How did i deal with possible PCR or optical duplicate reads in my metagenomic sample?
I am concerned that will remove too many reads, affecting abundance estimates. On the other
hand, if duplicates are left in, that also effects abundance estimates.
How should I deal with this problem?
Thanks!
Hello. I am also wondering whether duplicated reads reflect lib prep artifacts or a well covered microbiota. Does anyone have aclear idea on how to deal with those for read level profiling and assembly based appraoches?
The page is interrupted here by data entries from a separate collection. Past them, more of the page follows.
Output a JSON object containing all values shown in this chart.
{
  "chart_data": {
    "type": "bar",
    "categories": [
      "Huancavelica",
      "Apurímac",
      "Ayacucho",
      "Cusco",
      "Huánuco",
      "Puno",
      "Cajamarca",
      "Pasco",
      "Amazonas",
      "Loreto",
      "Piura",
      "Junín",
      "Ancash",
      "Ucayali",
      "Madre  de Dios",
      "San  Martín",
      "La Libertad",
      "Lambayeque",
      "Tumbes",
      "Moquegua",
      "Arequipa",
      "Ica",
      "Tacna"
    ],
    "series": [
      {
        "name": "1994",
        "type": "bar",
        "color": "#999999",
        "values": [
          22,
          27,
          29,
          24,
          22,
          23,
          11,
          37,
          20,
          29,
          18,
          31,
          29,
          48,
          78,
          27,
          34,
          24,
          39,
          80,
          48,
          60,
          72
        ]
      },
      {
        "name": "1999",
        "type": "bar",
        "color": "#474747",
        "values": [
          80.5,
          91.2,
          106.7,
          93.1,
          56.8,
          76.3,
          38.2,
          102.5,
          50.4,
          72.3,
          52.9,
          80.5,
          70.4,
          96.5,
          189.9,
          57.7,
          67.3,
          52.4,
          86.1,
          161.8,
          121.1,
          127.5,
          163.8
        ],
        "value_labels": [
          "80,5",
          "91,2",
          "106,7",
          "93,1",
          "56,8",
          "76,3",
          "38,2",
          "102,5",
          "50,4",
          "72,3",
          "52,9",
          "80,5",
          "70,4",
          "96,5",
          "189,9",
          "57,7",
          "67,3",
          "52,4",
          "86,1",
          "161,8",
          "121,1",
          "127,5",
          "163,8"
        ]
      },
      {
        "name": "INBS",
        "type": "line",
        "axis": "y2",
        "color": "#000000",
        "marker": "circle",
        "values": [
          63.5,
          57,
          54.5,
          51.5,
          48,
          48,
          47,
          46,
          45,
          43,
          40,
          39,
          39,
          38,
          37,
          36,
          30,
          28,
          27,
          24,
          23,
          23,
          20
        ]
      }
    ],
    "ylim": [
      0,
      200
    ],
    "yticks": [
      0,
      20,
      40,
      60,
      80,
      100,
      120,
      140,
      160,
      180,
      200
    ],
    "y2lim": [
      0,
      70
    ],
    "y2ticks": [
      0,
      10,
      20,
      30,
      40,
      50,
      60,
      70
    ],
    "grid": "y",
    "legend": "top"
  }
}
We drop duplicates as part of our QC before any of the community profiling tools. That’s the standard in human wgs genomics (see this, for instance), and with modern illumina sequencers having a worst-case duplication rates of ~35% I don’t think you would be getting accurate abundances retaining them. We use clumpify which can be configured to detect and remove both PCR and optical duplicates. Dropping them also improves assembly if you are doing that downstream as well. From what I see, the arguments against dropping duplicates are (1) the time/memory it takes and (2) the assertion that the duplication should be evenly distributed across taxa and across genomic regions within taxa. I haven’t seen evidence of the latter, but there could be papers I’ve missed!
Thanks! I’m curious to hear any additional feedback. It seems that manuscript-based on Biobakery-friendly pipelines - i.e., using tools like Kneaddata and MAGs binning approaches such as TARA manual binning effort - typically do not account for duplicate removal, which leaves me quite uncertain.